De uns tempos para cá, a quota se tornou uma espécie de chave mágica para abrir os espaços da instrução e da habilitação profissional para uma faixa muito mais ampla de candidatos. Décadas de negligência, de baixas inversões na área da educação, de má remuneração para a classe dos professores e da consequente tendência decrescente para o nível dos futuros mestres, a resultante decadência da rede pública primária e secundária (primeiro e segundo graus) – todo esse conjunto de fatores não poderia deixar de repercutir negativamente na capacidade dos alunos de acompanharem os diferentes cursos de ensino superior.
Recordo-me, a propósito, de um país latino-americano em que servi durante minha carreira diplomática. Lá inexistia o vestibular – nem qualquer outro critério classificatório – para o ingresso nas faculdades das universidades públicas. Bastava ao aluno ser aprovado no grau secundário, para poder inscrever-se e seguir o curso superior de sua preferência.
Estupendo, não lhes parece ? Com efeito, essa universalização do acesso constituía enganosa dádiva. As enormes classes do início do ano letivo tendiam a sofrer gradual processo de esvaziamento, com a progressiva saída de respeitável número de ‘acadêmicos’, por absoluta falta de condições de absorverem as matérias constantes do currículo. Tinham sido convidados para participarem de aprendizado, sem disporem das ferramentas indispensáveis para acompanhar os seus colegas.

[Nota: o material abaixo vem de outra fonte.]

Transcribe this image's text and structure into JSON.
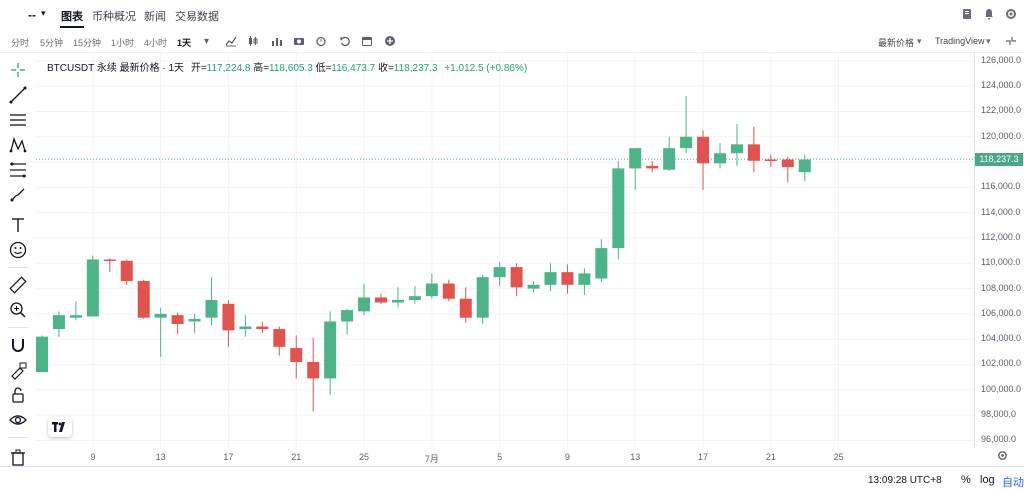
{
  "header": {
    "symbol_short": "--",
    "tabs": [
      {
        "label": "图表",
        "active": true
      },
      {
        "label": "币种概况",
        "active": false
      },
      {
        "label": "新闻",
        "active": false
      },
      {
        "label": "交易数据",
        "active": false
      }
    ],
    "right_icons": [
      "document-icon",
      "bell-icon",
      "settings-icon",
      "fullscreen-icon"
    ]
  },
  "toolbar": {
    "intervals": [
      "分时",
      "5分钟",
      "15分钟",
      "1小时",
      "4小时",
      "1天"
    ],
    "active_interval": "1天",
    "icons": [
      "indicators-icon",
      "candle-type-icon",
      "camera-icon",
      "alarm-icon",
      "undo-icon",
      "calendar-icon",
      "add-icon"
    ],
    "price_type": "最新价格",
    "provider": "TradingView"
  },
  "left_tools": [
    "crosshair-icon",
    "trend-line-icon",
    "horizontal-lines-icon",
    "pattern-icon",
    "fib-icon",
    "brush-icon",
    "text-icon",
    "emoji-icon",
    "ruler-icon",
    "zoom-icon",
    "magnet-icon",
    "lock-drawing-icon",
    "lock-icon",
    "eye-icon",
    "trash-icon"
  ],
  "legend": {
    "title": "BTCUSDT 永续 最新价格 · 1天",
    "open_label": "开=",
    "open": "117,224.8",
    "high_label": "高=",
    "high": "118,605.3",
    "low_label": "低=",
    "low": "116,473.7",
    "close_label": "收=",
    "close": "118,237.3",
    "change": "+1,012.5 (+0.86%)"
  },
  "last_price_tag": "118,237.3",
  "colors": {
    "up": "#4fb38a",
    "down": "#e0544f",
    "grid": "#f0f3fa",
    "last_line": "#4aa789"
  },
  "chart_data": {
    "type": "candlestick",
    "y_ticks": [
      "126,000.0",
      "124,000.0",
      "122,000.0",
      "120,000.0",
      "118,000.0",
      "116,000.0",
      "114,000.0",
      "112,000.0",
      "110,000.0",
      "108,000.0",
      "106,000.0",
      "104,000.0",
      "102,000.0",
      "100,000.0",
      "98,000.0",
      "96,000.0"
    ],
    "ylim": [
      95400,
      126700
    ],
    "x_ticks": [
      "9",
      "13",
      "17",
      "21",
      "25",
      "7月",
      "5",
      "9",
      "13",
      "17",
      "21",
      "25"
    ],
    "candles": [
      {
        "o": 101400,
        "h": 104300,
        "l": 101400,
        "c": 104200
      },
      {
        "o": 104800,
        "h": 106200,
        "l": 104200,
        "c": 105900
      },
      {
        "o": 105700,
        "h": 107000,
        "l": 105500,
        "c": 105900
      },
      {
        "o": 105800,
        "h": 110600,
        "l": 105800,
        "c": 110300
      },
      {
        "o": 110300,
        "h": 110400,
        "l": 109300,
        "c": 110200
      },
      {
        "o": 110200,
        "h": 110300,
        "l": 108300,
        "c": 108600
      },
      {
        "o": 108600,
        "h": 108700,
        "l": 105600,
        "c": 105700
      },
      {
        "o": 105700,
        "h": 106500,
        "l": 102600,
        "c": 106000
      },
      {
        "o": 105900,
        "h": 106100,
        "l": 104400,
        "c": 105200
      },
      {
        "o": 105400,
        "h": 106000,
        "l": 104500,
        "c": 105600
      },
      {
        "o": 105700,
        "h": 108900,
        "l": 105100,
        "c": 107100
      },
      {
        "o": 106800,
        "h": 107100,
        "l": 103400,
        "c": 104700
      },
      {
        "o": 104800,
        "h": 105900,
        "l": 104200,
        "c": 105000
      },
      {
        "o": 105000,
        "h": 105400,
        "l": 104500,
        "c": 104800
      },
      {
        "o": 104800,
        "h": 105000,
        "l": 102700,
        "c": 103400
      },
      {
        "o": 103300,
        "h": 104300,
        "l": 100900,
        "c": 102200
      },
      {
        "o": 102200,
        "h": 104100,
        "l": 98300,
        "c": 100900
      },
      {
        "o": 100900,
        "h": 106200,
        "l": 99600,
        "c": 105400
      },
      {
        "o": 105400,
        "h": 106400,
        "l": 104400,
        "c": 106300
      },
      {
        "o": 106200,
        "h": 108400,
        "l": 105900,
        "c": 107300
      },
      {
        "o": 107300,
        "h": 107600,
        "l": 106800,
        "c": 106900
      },
      {
        "o": 106900,
        "h": 108100,
        "l": 106500,
        "c": 107100
      },
      {
        "o": 107100,
        "h": 108200,
        "l": 106800,
        "c": 107400
      },
      {
        "o": 107400,
        "h": 109200,
        "l": 107200,
        "c": 108400
      },
      {
        "o": 108400,
        "h": 108700,
        "l": 107000,
        "c": 107200
      },
      {
        "o": 107200,
        "h": 108100,
        "l": 105300,
        "c": 105700
      },
      {
        "o": 105700,
        "h": 109100,
        "l": 105200,
        "c": 108900
      },
      {
        "o": 108900,
        "h": 110100,
        "l": 108200,
        "c": 109700
      },
      {
        "o": 109700,
        "h": 110000,
        "l": 107400,
        "c": 108100
      },
      {
        "o": 108000,
        "h": 108600,
        "l": 107700,
        "c": 108300
      },
      {
        "o": 108300,
        "h": 110000,
        "l": 107800,
        "c": 109300
      },
      {
        "o": 109300,
        "h": 109900,
        "l": 107600,
        "c": 108300
      },
      {
        "o": 108300,
        "h": 109600,
        "l": 107500,
        "c": 109200
      },
      {
        "o": 108800,
        "h": 111900,
        "l": 108500,
        "c": 111200
      },
      {
        "o": 111200,
        "h": 118100,
        "l": 110300,
        "c": 117500
      },
      {
        "o": 117500,
        "h": 119000,
        "l": 115800,
        "c": 119100
      },
      {
        "o": 117700,
        "h": 118100,
        "l": 117200,
        "c": 117500
      },
      {
        "o": 117400,
        "h": 120000,
        "l": 117300,
        "c": 119100
      },
      {
        "o": 119100,
        "h": 123200,
        "l": 118700,
        "c": 120000
      },
      {
        "o": 120000,
        "h": 120500,
        "l": 115800,
        "c": 117900
      },
      {
        "o": 117900,
        "h": 119500,
        "l": 117500,
        "c": 118700
      },
      {
        "o": 118700,
        "h": 121000,
        "l": 117700,
        "c": 119400
      },
      {
        "o": 119400,
        "h": 120800,
        "l": 117200,
        "c": 118100
      },
      {
        "o": 118200,
        "h": 118600,
        "l": 117600,
        "c": 118100
      },
      {
        "o": 118200,
        "h": 118400,
        "l": 116400,
        "c": 117600
      },
      {
        "o": 117200,
        "h": 118600,
        "l": 116500,
        "c": 118200
      }
    ]
  },
  "bottom": {
    "clock": "13:09:28 UTC+8",
    "percent": "%",
    "log": "log",
    "auto": "自动"
  }
}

Formalmente, a paridade semelhava assegurada. As deficiências individuais, decorrentes de curriculos incompletos, os forçavam ao abandono, em uma decisão isolada, sem dúvida penosa, porém autônoma e sem qualquer coação do respectivo entorno.
Noticia hoje o jornal que a Câmara dos Deputados acaba de aprovar mais uma quota. É instituido um percentual de 10% para deficientes físicos em instituições públicas de ensino médio e superior. Vai agora para o Senado Federal, que ora discute a criação de quotas de 50% nas universidades federais para negros, pobres e alunos da escola pública.
De inicio, me parece oportuno levantar um ponto que ainda não vi referido. Houve um desvirtuamento do conceito de quota. Entusiasmados com as perspectivas oferecidas, legisladores (e os partidários desse sistema) perderam a noção do sentido epistêmico de quota. Ao alvitrar-se a possibilidade de conceder-se uma quota a determinado grupo de pessoas, o significado é o de reservar uma parcela a esses indivíduos. Nesse contexto, admitir que se atribua cota para favorecer tais pessoas, sempre estará implícito que se objetiva atender a uma parcela minoritária, como ocorreu na instituição estadunidense da Ação afirmativa.
Se ad absurdum se assumir que o Congresso vá considerar aceitável que essas duas quotas ora propostas se somem, teremos encolhido o universo disponível para os outros estudantes para um total de quarenta por cento ! Dessarte, o afã concessivo do legislador criará um enorme cercado, a que terão livre acesso apenas as classes julgadas desfavorecidas.
A abertura dessas portas cria convidativos atalhos, a que decerto a maioria dos possíveis favorecidos há de acorrer pressurosa. A hipertrofia do sistema de quotas – só explicável por um processo cumulativo de alienação do bom senso – nos dispensa de examinar a muito provável instrumentalização dos privilégios (como se acaba de verificar no acesso ao Prouni de alunos com carros importados).
O que me preocupa é a criação de facilidades que hão de implicar em uma receita de revoltas individuais e de contraposições de grupos contra injustiças demasiado objetivas. Como se sentirão os candidatos que, com médias bastante superiores, não lograrem a aprovação, enquanto um grande número da quota dos sessenta por cento, a despeito de notas inferiores, gozará de acesso livre aos bancos universitários ?
Por inépcia ou demagogia, qual será o resultado desta orgia de quotas que os congressistas teimam em empilhar umas sobre as outras ?
A inchação da quota, além de implicar em inversão de valores, transforma o acesso à universidade a um enorme country club, em que aos menos favorecidos (negros, pobres, alunos de escolas públicas e deficiente físicos) se outorgará a maior parte do espaço, cabendo aos excluídos (que constituem a maioria dos candidatos) a quota de quarenta por cento das vagas na universidade.
Não importa que seja um sistema de quotas às avessas. Será a cruel realidade, por mais artificial e abstruso que seja o processo de sua criação.
Quando se perde a noção do conceito, a consequência é virarem as coisas de cabeça para baixo.
No andar da carruagem, me parece mais do que tempo de uma reavaliação do que se está transformando em despautério. Que pode ser não só lógico, mas também social.